Visual C++ can emit C4265 warning when a class has at least one virtual member function and no virtual destructor.

Obviously the warning is there to detect cases when a derived class object is deleted through a pointer to base class and there's no virtual destructor in the base class. Such situation yields undefined behavior. Btw I've just found an example of this situation in a rather huge codebase precisely by enabling C4265 in Visual C++.

And this warning is off by default.

Why? What would happen if I enabled it and added a virtual destructor to each class where the warning is emitted?


In the link for the documentation for that warning it explains Microsoft's reasoning. If a warning is off by default, most users would not want to see it.


My guess is that sometimes you don't need a virtual destructor, even if you do have virtual functions (and therefore think about inheriting from it).

You need a virtual destructor if you allocate memory in a derived class and need to free it on object destruction, but that's not always the case.

A virtual destructor also means you should implement a copy constructor and an assignment operator (the rule of three) which are also not needed if your class members are just POD types.

So to summarize: you would get this warning even for classes where you don't need the virtual destructor, so why have it?

  • 2
    I don't think the rule of three goes that way. An empty virtual destructor is enough for polymorphic delete. Is the very same destructor you already got (provided by the compiler), just virtual. – K-ballo Nov 8 '11 at 14:53

I think a lot of warning can be among those who use the pattern Mixin classes.

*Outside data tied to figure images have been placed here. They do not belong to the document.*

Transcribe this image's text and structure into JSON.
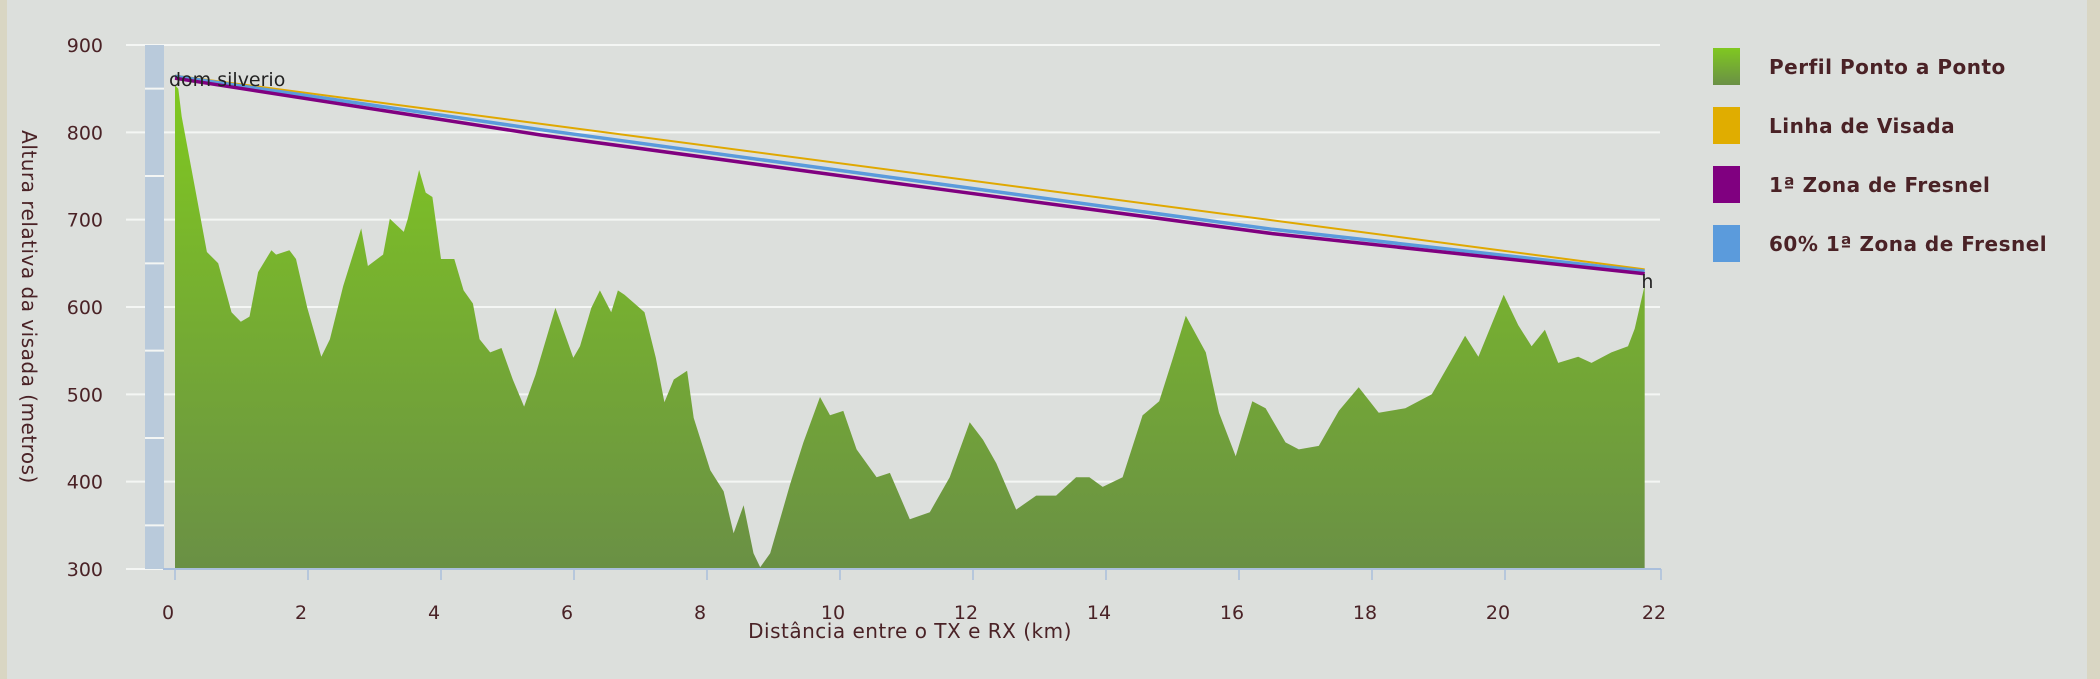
{
  "chart_data": {
    "type": "area",
    "title": "",
    "xlabel": "Distância entre o TX e RX (km)",
    "ylabel": "Altura relativa da visada (metros)",
    "xlim": [
      -0.35,
      22.3
    ],
    "ylim": [
      300,
      900
    ],
    "xticks": [
      0,
      2,
      4,
      6,
      8,
      10,
      12,
      14,
      16,
      18,
      20,
      22
    ],
    "yticks": [
      300,
      400,
      500,
      600,
      700,
      800,
      900
    ],
    "grid": true,
    "legend_position": "right",
    "annotations": {
      "start_label": "dom silverio",
      "end_label": "h"
    },
    "series": [
      {
        "name": "Perfil Ponto a Ponto",
        "color": "#6a9a3c",
        "type": "area",
        "x": [
          0,
          0.05,
          0.1,
          0.3,
          0.48,
          0.65,
          0.85,
          0.99,
          1.12,
          1.25,
          1.45,
          1.52,
          1.72,
          1.82,
          1.99,
          2.2,
          2.33,
          2.53,
          2.8,
          2.9,
          3.13,
          3.23,
          3.44,
          3.5,
          3.67,
          3.77,
          3.87,
          4.0,
          4.2,
          4.34,
          4.48,
          4.58,
          4.74,
          4.91,
          5.08,
          5.25,
          5.42,
          5.72,
          5.89,
          5.99,
          6.09,
          6.26,
          6.39,
          6.56,
          6.66,
          6.76,
          7.06,
          7.23,
          7.36,
          7.5,
          7.7,
          7.8,
          8.05,
          8.25,
          8.4,
          8.55,
          8.7,
          8.8,
          8.95,
          9.25,
          9.45,
          9.7,
          9.85,
          10.05,
          10.25,
          10.55,
          10.75,
          11.05,
          11.35,
          11.65,
          11.95,
          12.15,
          12.35,
          12.65,
          12.95,
          13.25,
          13.55,
          13.75,
          13.95,
          14.25,
          14.55,
          14.8,
          15.0,
          15.2,
          15.5,
          15.7,
          15.95,
          16.2,
          16.4,
          16.7,
          16.9,
          17.2,
          17.5,
          17.8,
          18.1,
          18.5,
          18.9,
          19.2,
          19.4,
          19.6,
          19.98,
          20.2,
          20.4,
          20.6,
          20.8,
          21.1,
          21.3,
          21.6,
          21.85,
          21.95,
          22.1
        ],
        "y": [
          854,
          850,
          818,
          737,
          663,
          650,
          594,
          583,
          589,
          640,
          665,
          660,
          665,
          655,
          599,
          543,
          563,
          624,
          690,
          647,
          660,
          701,
          686,
          701,
          757,
          731,
          726,
          655,
          655,
          619,
          604,
          563,
          548,
          553,
          517,
          486,
          522,
          599,
          563,
          542,
          555,
          599,
          619,
          594,
          619,
          614,
          594,
          542,
          491,
          517,
          527,
          473,
          413,
          389,
          341,
          373,
          318,
          302,
          318,
          397,
          445,
          497,
          476,
          481,
          437,
          405,
          410,
          357,
          365,
          405,
          468,
          448,
          421,
          368,
          384,
          384,
          405,
          405,
          394,
          405,
          476,
          492,
          540,
          590,
          548,
          479,
          429,
          492,
          484,
          445,
          437,
          441,
          481,
          508,
          479,
          484,
          500,
          540,
          567,
          543,
          614,
          579,
          555,
          574,
          536,
          543,
          536,
          548,
          555,
          575,
          625
        ]
      },
      {
        "name": "Linha de Visada",
        "color": "#e0a800",
        "type": "line",
        "x": [
          0,
          22.1
        ],
        "y": [
          865,
          643
        ]
      },
      {
        "name": "1ª Zona de Fresnel",
        "color": "#800080",
        "type": "line",
        "x": [
          0,
          5.5,
          11,
          16.5,
          22.1
        ],
        "y": [
          862,
          797,
          740,
          684,
          638
        ]
      },
      {
        "name": "60% 1ª Zona de Fresnel",
        "color": "#5b9bdc",
        "type": "line",
        "x": [
          0,
          5.5,
          11,
          16.5,
          22.1
        ],
        "y": [
          864,
          803,
          746,
          689,
          641
        ]
      }
    ]
  }
}
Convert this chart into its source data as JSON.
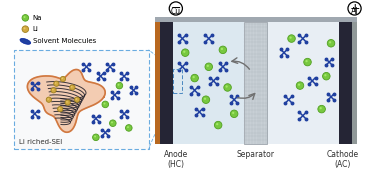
{
  "white": "#ffffff",
  "light_blue_cell_left": "#dce8f0",
  "light_blue_cell_right": "#e8eef4",
  "separator_color": "#c0c8d0",
  "separator_hatch_color": "#a8b0b8",
  "anode_dark": "#252535",
  "cu_color": "#b86820",
  "cathode_dark": "#252535",
  "al_color": "#909898",
  "sei_fill": "#f0a878",
  "sei_border": "#d07840",
  "zoom_box_color": "#4a88c0",
  "na_color": "#78c840",
  "na_edge": "#50a020",
  "li_color": "#d0a840",
  "li_edge": "#a08020",
  "solvent_color": "#2040a0",
  "arrow_color": "#707070",
  "inset_bg": "#ffffff",
  "inset_border": "#6aace0",
  "cell_outline": "#c0c8d0",
  "title_sei": "Li riched-SEI",
  "label_anode": "Anode\n(HC)",
  "label_separator": "Separator",
  "label_cathode": "Cathode\n(AC)",
  "label_cu": "Cu",
  "label_al": "Al",
  "legend_solvent": "Solvent Molecules",
  "legend_li": "Li",
  "legend_na": "Na",
  "top_bar_color": "#a0a8b0"
}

WikiPedia: In object-oriented programming languages, a mixin is a class that provides a certain functionality to be inherited or just reused by a subclass, while not meant for instantiation (the generation of objects of that class). Mixins are synonymous with abstract base classes. Inheriting from a mixin is not a form of specialization but is rather a means of collecting functionality. A class or object may "inherit" most or all of its functionality from one or more mixins, therefore mixins can be thought of as a mechanism of multiple inheritance.


Mixed class

template <typename T> struct AddNoEq {
  virtual bool operator==(const T &cmp) const = 0;
  bool operator!=(const T &cmp) const {
    return !static_cast<const T*>(this)->operator== (cmp);


struct Complex : public AddNoEq<Complex> {
  Complex(int re, int im): re_(re), im_(im) { }

  virtual bool operator==(const Complex& cmp) const {
      return cmp.re_ == this->re_ && cmp.im_ == this->im_;
  // ...
  int re_, im_;

int main()
  Complex a(1, 2), b(2, 3);

    if (a != b)
      std::cout << "OK!" << std::endl;

    return 0;

Microsoft sometimes makes warning about "deprecated functions" that are not marked as such by the specification committee, or about certain "good or bad practice".

Having a non virtual destructor in an object that has virtual methods is a potential risk if that object is designed to leave in a polymorphic OOP environment (where delete pObject must properly also delete pDerived, even if viewed with pObject). But this is just one of the paradigm C++ support... hence such a warning may be meaningless:

Also p->dosomething() doesn't call Derived::dosomething if dosomething isn't virtual, but no warning is generated for that.

To me delete p, pretending P::~P() to result in invoking D::~D() is not a special case, and should not deserve a warning.

But -unfortunately- OOP was the first paradigm C++ was initially supporting and the paradigm the most of programmers and circulating books and teachers refer to, so they deployed the best practice "don't derive if the destructor isn't virtual", unfortunately reported also by Scot Meyers in his "Effective C++", thus making it "popular" and continuously referred also if there is no technical reason for it to continue to exist.

Today is a non sense like the most of "don't do this, don't do that" (include the famous "goto considered harmful" by Dijkstra, that made a lot of new emphasis on structured programming but also many ridiculous ways to spin around just to avoid it. Ha ... Miscrosoft din't have a warning for the use of goto yet ... May be Meyers is more influent than Djikstra was ??)

The only good practice is "don't do ANYTHING if you don't know what you're doing!". Nothing prohibits to accept suggestion, but a "best practoce" is not an "always good practice" (otherwise it will not "best": will just be "only") and a compiler (as a formal tool) should not warn about subjective feelings.